Case study:
Wholesale Supplier | Leeds
KEY
FACTS
£52,915
SAVINGS
Warehouse
PROPERTY TYPE
The Client
Based in Leeds, West Yorkshire, our client are a wholesale retailer who specialises in the distribution of fast-moving consumer goods for UK and international retailers, both independent and chain. They appointed RVA Surveyors to conduct an in-depth review of their business rates.
The Problem
Taking occupation in June 2021, our client base their operations from a large warehouse with rental costs at just over £383,000. In the first year of our client occupying the property, they were given 50% rental discount at £191,533, averaging our clients’ rent over a five-year period to £340,169.
Yet the Rateable Value (RV) was set at £412,5000 for the current rating period, which was substantially higher and not reflective of the properties true rental value.
During the in-depth inspection by an expert surveyor from RVA Surveyors, it was found that when entering the current ratings list the client’s property was moved onto a different scheme, which in turn increased the tone/m2 and Rateable Value.
The Solution
To bring the clients Rateable Value back in line with the average rental value, our surveyor compiled evidence to support the reasons for a reduction through a Challenge, which if successful would reduce the RV and tone/m2. Evidence included lease and rental documents, photographs and up to date floor plans.
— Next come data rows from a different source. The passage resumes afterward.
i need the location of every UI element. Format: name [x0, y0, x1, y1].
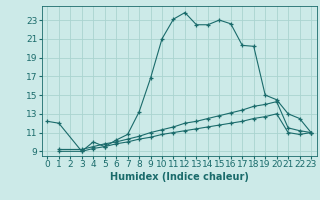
X-axis label: Humidex (Indice chaleur): Humidex (Indice chaleur)	[110, 172, 249, 182]
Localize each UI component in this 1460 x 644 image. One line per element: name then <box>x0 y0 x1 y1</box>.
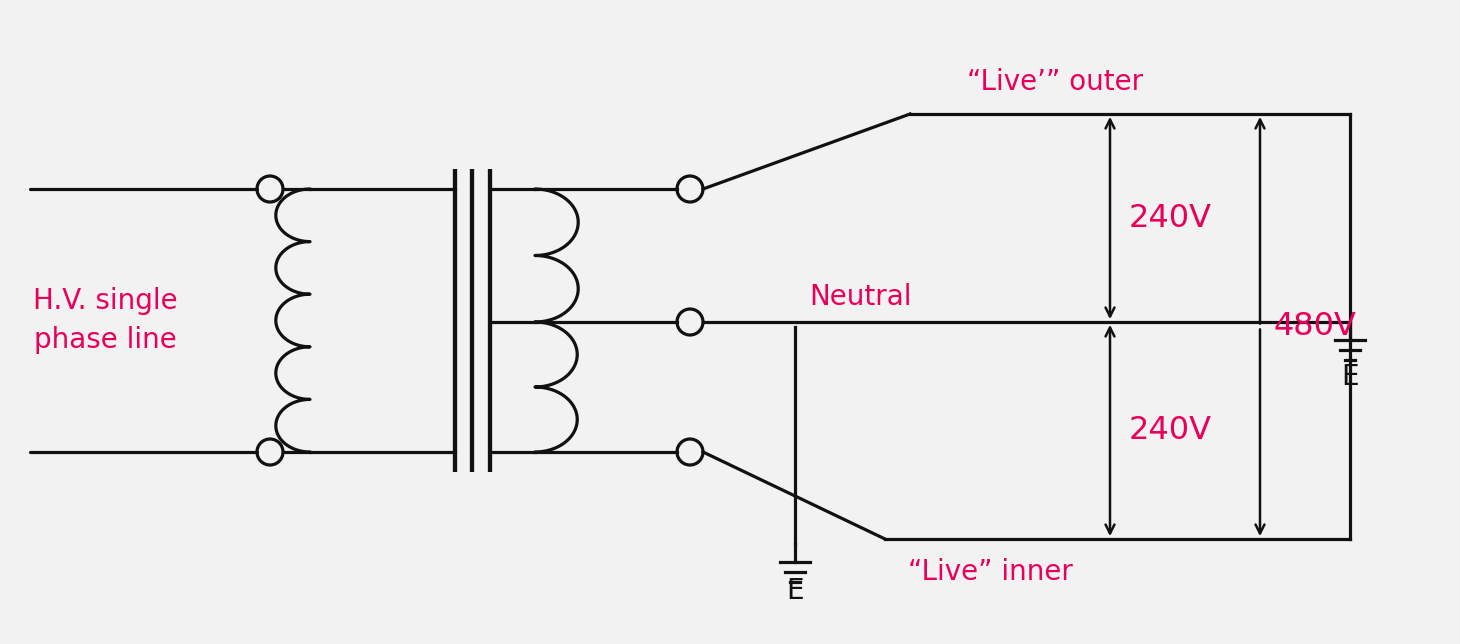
Text: 240V: 240V <box>1129 415 1212 446</box>
Text: 480V: 480V <box>1273 311 1356 342</box>
Text: 240V: 240V <box>1129 202 1212 234</box>
Text: E: E <box>1342 363 1359 391</box>
Text: H.V. single
phase line: H.V. single phase line <box>32 287 177 354</box>
Text: “Live” inner: “Live” inner <box>908 558 1073 586</box>
Text: Neutral: Neutral <box>809 283 911 311</box>
Text: “Live’” outer: “Live’” outer <box>967 68 1143 96</box>
Text: E: E <box>785 577 804 605</box>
Our surveyor also investigated a neighbouring identical unit that was built at the same time as the clients, which showed they were in the correct scheme and with an RV in line with their rent. By investigating the identical unit, this would support the surveyors’ findings and reasonings further as to why our client’s Rateable Value was incorrect.
The Outcome
After the submission of evidence, the Valuation Office Agency (VOA) agreed to move our client onto a different scheme, reducing the tone from £70/m2 to 62/m2 and Rateable Value to £365,000 (average between the current and previous rental costs).
The success of the Challenge led to substantial savings dating back to the beginning of the current ratings list, totalling £52,915 and secured our clients historic and future liabilities when entering the next revaluation in April 2026.